Im Augenblick zeichnet sich das noch nicht ab. Im Moment finden zwar kaum noch Immobilienbesichtigungen und Notartermine statt, und auch bei den Baufinanzierungen wird es bei uns ruhiger. Aber ich denke, nach der ersten Coronawelle wird es eine Wiederbelebung geben. Durch die Geldschwemme und die Nullzinspolitik, die sicher noch Jahre so weitergeht, wird der Boom nicht abbrechen. Vorausgesetzt, wir bekommen keine lange Rezession mit vielen Arbeitslosen. Wie sollen die Leute ihr Geld sonst anlegen?

Weil es für Sparbücher und Tagesgeldkonten keine Zinsen mehr gibt, haben Sie in den vergangenen Jahren auch Kleinanlegern geraten, ihr Geld in Aktien und Fonds zu investieren. Nun hat der Dax innerhalb eines Monats mehr als 20 Prozent verloren. War eine Aktienanlage doch ein Fehler?

Nein, das war kein Fehler. Inzwischen ist der Dax auch schon wieder gestiegen. Ich erwarte in den nächsten Monaten nach wie vor eine hohe Volatilität. Die Kurse können auch noch mal runtergehen, aber irgendwann werden sie wieder steigen. Keiner glaubt ja, dass die Coronakrise über Jahre geht. Und wenn irgendwann eine gewisse Normalisierung eintritt, dann werden auch die Kurse wieder deutlich steigen. Das Wichtigste ist jetzt, nicht panisch zu werden und auf Teufel komm raus zu verkaufen. Am Aktienmarkt muss man einen langen Atem haben, dann ist das – egal bei welcher Krise – über Jahrzehnte immer die beste Anlage gewesen.

Würden Sie Kleinanlegern empfehlen, jetzt am Aktienmarkt einzusteigen? Immerhin sind die Kurse so günstig wie schon lange nicht mehr.

Die Kurse werden volatil bleiben. Das heißt, es wird sicherlich Ausschläge geben, nach unten genauso wie nach oben. Aber auf lange Sicht macht man nichts falsch, wenn man jetzt Aktien kauft. Ich empfehle regelmäßige Sparpläne, insbesondere in diesen volatilen Zeiten. Durch die monatlichen Ansparungen eröffnen sich für langfristige Anleger gute Renditechancen.

Wie wird sich die Krise auf das Ergebnis der Volksbank auswirken? Befürchten Sie einen Gewinneinbruch?

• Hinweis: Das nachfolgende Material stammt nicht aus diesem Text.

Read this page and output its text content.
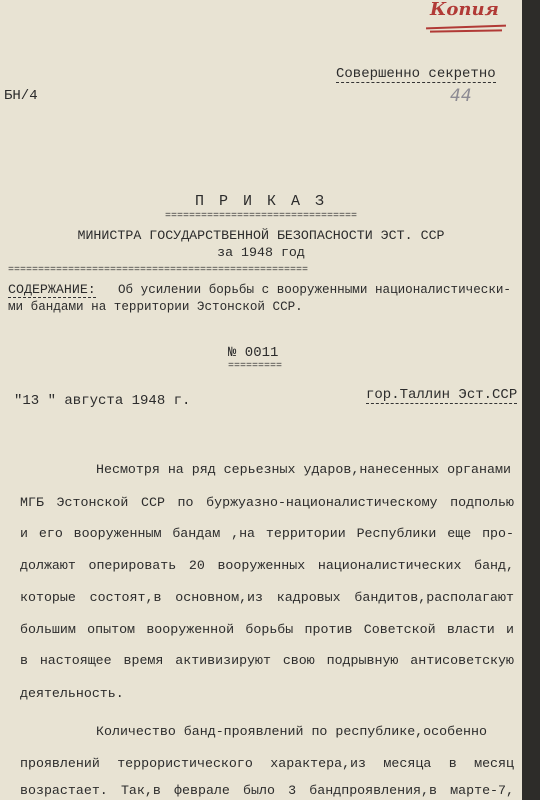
Копия
БН/4
Совершенно секретно
44
П Р И К А З
================================
МИНИСТРА ГОСУДАРСТВЕННОЙ БЕЗОПАСНОСТИ ЭСТ. ССР
за 1948 год
==================================================
СОДЕРЖАНИЕ: Об усилении борьбы с вооруженными националистически-
ми бандами на территории Эстонской ССР.
№ 0011
=========
"13 " августа 1948 г.	гор.Таллин Эст.ССР
Несмотря на ряд серьезных ударов,нанесенных органами
МГБ Эстонской ССР по буржуазно-националистическому подполью
и его вооруженным бандам ,на территории Республики еще про-
должают оперировать 20 вооруженных националистических банд,
которые состоят,в основном,из кадровых бандитов,располагают
большим опытом вооруженной борьбы против Советской власти и
в настоящее время активизируют свою подрывную антисоветскую
деятельность.
Количество банд-проявлений по республике,особенно
проявлений террористического характера,из месяца в месяц
возрастает. Так,в феврале было 3 бандпроявления,в марте-7,
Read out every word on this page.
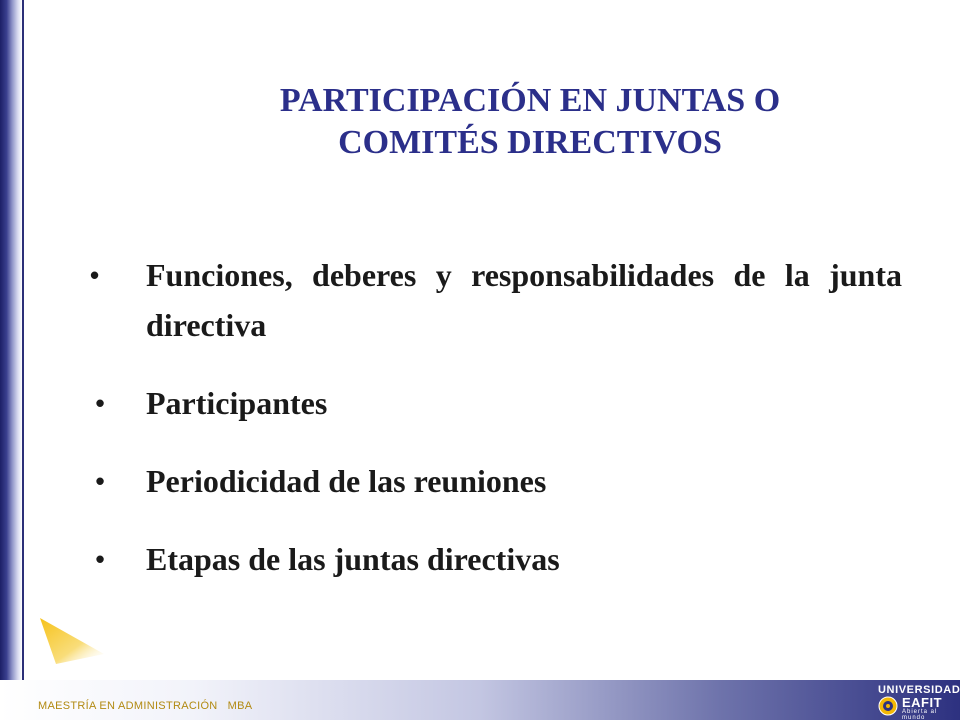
PARTICIPACIÓN EN JUNTAS O
COMITÉS DIRECTIVOS
•	Funciones, deberes y responsabilidades de la junta directiva
• Participantes
• Periodicidad de las reuniones
• Etapas de las juntas directivas
MAESTRÍA EN ADMINISTRACIÓN   MBA
UNIVERSIDAD
EAFIT
Abierta al mundo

Wir sind sehr gut in das Jahr 2020 gestartet. Ein besseres Ergebnis als im vergangenen Jahr wäre realistisch gewesen. Corona hat uns jetzt einen Strich durch die Rechnung gemacht. Wir haben unsere Erwartungen deshalb revidiert, aber wir haben keine Angst. Wir waren in den vergangenen Jahren sicher auch ein wenig verwöhnt, denn durch die lange Wachstumsphase hatten wir beim Kreditgeschäft praktisch kein Risiko mehr. In diesem Jahr rechne ich wieder mit einem höheren Risikoergebnis, und auch unsere eigenen Wertanlagen leiden in dieser Phase. Aber das ist alles im beherrschbaren Bereich. Ich rechne immer noch mit einem Betriebsergebnis auf einem befriedigenden Niveau.